Rishi opened the debate to the floor and the first questioner asked about the practicalities of AI. Elon seemed a bit stumped, so Rishi offered an example. He said that AI would speed up the sluggish processes of the gov.uk platform. As an example, he suggested that international travellers with lost documentation could get their paperwork replaced more quickly. Elon chipped in here. He said that AI would be ‘like having a very smart friend you can ask anything: how to make anything, how to solve any problem.’
This was highly revealing. Elon didn’t say that our ‘very smart friend’ would be able to deliver the end-product. Our friend will merely be able to describe how it might be done. But we already have Alexa to explain to us ‘how to make a biscuit,’ for example. What we need is the biscuit itself, delivered on a plate, fresh from the oven. The prospect of Alexa performing such mundane chores seems as remote as ever.
To some of us, this is no surprise. In the 1970s, the world was told that a new ‘magical genie’ would replace all manual jobs by the year 2000. This invention was called the ‘silicon chip’, and the experts spoke of its revolutionary potential in the same tones of wonder and apprehension that were used by Elon and Rishi yesterday. But the transformation didn’t materialise. Half a century later we still have the most elementary tasks (like vacuuming carpets or cleaning windows) being performed by humans not robots. Beneath the bluster, there’s little proof that manual labour is about to be effaced from the human experience.

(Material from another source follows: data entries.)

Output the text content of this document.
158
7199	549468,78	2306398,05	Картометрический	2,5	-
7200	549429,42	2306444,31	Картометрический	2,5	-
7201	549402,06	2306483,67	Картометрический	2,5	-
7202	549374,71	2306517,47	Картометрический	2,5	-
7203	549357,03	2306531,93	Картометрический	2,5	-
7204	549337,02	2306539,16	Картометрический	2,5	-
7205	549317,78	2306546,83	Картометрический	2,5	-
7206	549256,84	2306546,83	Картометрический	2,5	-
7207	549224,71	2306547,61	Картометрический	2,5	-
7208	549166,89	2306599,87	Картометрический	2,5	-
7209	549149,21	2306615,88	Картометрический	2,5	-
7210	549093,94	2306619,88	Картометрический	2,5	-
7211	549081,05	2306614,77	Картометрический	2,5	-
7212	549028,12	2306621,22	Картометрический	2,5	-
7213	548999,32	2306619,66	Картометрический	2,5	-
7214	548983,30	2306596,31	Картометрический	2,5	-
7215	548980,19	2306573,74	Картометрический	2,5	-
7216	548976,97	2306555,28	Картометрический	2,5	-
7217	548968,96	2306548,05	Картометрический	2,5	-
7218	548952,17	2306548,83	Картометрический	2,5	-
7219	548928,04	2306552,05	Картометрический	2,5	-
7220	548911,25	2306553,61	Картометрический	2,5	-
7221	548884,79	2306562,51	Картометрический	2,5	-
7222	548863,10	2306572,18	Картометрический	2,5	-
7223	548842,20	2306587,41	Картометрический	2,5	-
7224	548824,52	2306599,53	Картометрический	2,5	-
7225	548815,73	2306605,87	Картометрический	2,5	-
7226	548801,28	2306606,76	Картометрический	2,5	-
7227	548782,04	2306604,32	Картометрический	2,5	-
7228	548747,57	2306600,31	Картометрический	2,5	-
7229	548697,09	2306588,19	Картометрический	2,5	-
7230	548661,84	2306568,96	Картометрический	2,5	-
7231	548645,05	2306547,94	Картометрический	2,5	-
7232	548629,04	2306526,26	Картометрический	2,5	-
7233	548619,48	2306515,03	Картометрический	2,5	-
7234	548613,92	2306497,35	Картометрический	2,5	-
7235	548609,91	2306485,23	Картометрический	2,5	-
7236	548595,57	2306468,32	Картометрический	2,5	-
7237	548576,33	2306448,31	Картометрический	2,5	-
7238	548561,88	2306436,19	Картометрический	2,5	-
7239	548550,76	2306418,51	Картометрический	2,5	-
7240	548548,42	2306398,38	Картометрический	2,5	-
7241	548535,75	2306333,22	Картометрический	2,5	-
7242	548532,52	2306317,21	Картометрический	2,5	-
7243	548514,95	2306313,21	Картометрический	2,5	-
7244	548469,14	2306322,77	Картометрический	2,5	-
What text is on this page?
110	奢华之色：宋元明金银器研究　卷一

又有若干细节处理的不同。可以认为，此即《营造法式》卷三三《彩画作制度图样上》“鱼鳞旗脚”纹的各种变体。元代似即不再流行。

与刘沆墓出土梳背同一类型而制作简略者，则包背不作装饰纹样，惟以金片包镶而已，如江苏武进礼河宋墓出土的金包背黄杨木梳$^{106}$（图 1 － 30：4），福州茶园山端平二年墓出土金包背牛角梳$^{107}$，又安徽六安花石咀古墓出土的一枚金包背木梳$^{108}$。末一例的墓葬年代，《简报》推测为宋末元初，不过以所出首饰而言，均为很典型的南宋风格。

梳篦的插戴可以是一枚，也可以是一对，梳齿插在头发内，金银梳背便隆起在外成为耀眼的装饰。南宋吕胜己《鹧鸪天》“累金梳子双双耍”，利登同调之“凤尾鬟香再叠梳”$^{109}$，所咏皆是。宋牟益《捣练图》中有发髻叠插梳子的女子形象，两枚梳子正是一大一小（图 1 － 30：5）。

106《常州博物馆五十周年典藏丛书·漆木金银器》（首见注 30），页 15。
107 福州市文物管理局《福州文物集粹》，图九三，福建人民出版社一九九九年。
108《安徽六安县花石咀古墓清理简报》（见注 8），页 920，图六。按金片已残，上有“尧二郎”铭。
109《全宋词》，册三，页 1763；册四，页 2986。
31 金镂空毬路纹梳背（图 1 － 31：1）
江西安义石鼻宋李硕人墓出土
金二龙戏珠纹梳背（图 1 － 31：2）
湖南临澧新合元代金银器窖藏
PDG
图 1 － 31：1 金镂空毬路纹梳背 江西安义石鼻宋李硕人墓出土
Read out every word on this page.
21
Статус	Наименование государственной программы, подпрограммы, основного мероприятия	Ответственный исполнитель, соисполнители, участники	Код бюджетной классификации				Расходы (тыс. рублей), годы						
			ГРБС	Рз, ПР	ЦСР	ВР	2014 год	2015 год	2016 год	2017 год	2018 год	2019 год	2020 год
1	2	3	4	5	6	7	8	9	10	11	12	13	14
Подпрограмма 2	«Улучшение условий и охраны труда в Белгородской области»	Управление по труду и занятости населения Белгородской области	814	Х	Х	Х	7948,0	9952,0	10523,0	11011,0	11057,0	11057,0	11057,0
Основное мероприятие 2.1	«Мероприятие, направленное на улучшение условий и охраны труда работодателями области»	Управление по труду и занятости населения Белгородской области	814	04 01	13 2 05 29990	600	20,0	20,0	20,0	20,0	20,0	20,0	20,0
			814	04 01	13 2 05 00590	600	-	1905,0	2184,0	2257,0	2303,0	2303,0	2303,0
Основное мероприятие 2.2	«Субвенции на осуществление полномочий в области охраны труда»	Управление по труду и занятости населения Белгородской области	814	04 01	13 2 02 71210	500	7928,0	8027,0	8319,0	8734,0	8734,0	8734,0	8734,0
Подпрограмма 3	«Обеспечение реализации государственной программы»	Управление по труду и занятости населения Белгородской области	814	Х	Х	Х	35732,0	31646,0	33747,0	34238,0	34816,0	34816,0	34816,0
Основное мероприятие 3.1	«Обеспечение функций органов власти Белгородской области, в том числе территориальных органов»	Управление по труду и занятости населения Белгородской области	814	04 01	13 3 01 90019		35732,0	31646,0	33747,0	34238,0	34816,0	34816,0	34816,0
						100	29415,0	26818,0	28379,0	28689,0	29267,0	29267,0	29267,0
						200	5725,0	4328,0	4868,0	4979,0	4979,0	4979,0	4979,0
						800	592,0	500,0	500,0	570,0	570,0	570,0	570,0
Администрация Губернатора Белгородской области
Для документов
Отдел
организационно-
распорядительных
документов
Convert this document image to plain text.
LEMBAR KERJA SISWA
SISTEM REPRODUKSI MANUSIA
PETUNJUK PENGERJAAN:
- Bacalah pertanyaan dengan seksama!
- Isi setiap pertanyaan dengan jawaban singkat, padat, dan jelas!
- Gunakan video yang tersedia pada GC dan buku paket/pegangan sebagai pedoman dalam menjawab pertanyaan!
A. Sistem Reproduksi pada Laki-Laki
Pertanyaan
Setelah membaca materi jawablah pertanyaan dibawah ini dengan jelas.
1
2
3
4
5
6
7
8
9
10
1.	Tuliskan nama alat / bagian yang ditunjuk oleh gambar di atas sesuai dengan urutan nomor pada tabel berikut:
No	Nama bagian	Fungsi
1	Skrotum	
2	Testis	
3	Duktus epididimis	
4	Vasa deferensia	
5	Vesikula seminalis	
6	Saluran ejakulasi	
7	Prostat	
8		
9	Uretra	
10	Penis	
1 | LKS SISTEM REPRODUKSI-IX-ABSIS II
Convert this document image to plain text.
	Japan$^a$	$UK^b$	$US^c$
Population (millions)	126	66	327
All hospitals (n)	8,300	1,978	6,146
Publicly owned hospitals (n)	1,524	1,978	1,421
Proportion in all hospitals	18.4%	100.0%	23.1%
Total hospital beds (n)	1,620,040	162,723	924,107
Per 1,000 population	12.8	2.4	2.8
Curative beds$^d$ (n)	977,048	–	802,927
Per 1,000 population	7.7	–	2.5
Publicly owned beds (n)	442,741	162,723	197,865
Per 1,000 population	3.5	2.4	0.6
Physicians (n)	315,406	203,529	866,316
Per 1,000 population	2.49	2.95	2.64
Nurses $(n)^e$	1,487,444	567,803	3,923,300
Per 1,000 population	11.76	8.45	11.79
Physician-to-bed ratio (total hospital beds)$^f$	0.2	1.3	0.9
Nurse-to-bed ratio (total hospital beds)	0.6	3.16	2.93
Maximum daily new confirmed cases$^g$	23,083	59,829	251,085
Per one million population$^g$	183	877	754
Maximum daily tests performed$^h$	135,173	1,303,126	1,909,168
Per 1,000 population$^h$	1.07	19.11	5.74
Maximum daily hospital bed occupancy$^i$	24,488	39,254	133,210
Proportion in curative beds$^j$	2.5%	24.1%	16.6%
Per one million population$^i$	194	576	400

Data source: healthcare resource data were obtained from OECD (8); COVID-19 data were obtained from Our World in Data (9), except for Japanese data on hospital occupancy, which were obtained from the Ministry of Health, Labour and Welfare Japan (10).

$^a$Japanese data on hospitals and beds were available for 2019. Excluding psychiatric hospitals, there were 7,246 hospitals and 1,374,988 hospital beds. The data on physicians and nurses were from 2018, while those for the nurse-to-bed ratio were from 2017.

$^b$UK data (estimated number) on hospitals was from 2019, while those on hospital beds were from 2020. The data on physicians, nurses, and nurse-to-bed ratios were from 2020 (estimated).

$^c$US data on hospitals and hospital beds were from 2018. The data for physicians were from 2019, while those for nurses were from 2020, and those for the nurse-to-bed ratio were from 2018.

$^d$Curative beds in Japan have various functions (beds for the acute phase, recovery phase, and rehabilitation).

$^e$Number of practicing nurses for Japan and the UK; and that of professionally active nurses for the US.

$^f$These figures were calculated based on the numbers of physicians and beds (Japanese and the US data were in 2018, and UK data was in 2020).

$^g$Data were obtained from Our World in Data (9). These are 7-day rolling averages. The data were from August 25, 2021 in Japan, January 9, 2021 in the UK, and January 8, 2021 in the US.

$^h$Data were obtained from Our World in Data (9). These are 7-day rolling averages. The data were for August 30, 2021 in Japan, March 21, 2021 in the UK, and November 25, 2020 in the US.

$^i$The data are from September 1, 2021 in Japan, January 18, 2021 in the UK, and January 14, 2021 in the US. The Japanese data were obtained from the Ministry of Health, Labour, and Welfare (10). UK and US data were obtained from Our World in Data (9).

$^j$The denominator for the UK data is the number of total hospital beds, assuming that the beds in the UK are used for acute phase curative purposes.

Elon was asked about the threat to X (formerly Twitter) from fraudulent accounts. And he suddenly became animated and specific. ‘That could be an insurmountable problem next year,’ he said. He explained that it was pointless asking users ‘to identify traffic lights’ because bots have been trained to be ‘a better human than a human.’ His solution is to protect his business by charging users 43 cents each. ‘That makes it expensive if you have a billion bots. You run out of stolen credit cards pretty quickly.’
That was an astonishing admission. AI has failed to meet one of its very first challenges. Rather than neutralising bots with ‘digital superintelligence’, as he calls it, Elon will use fiscal muscle instead. And the money to will not be provided by him. We’re paying for it. Nothing new there either.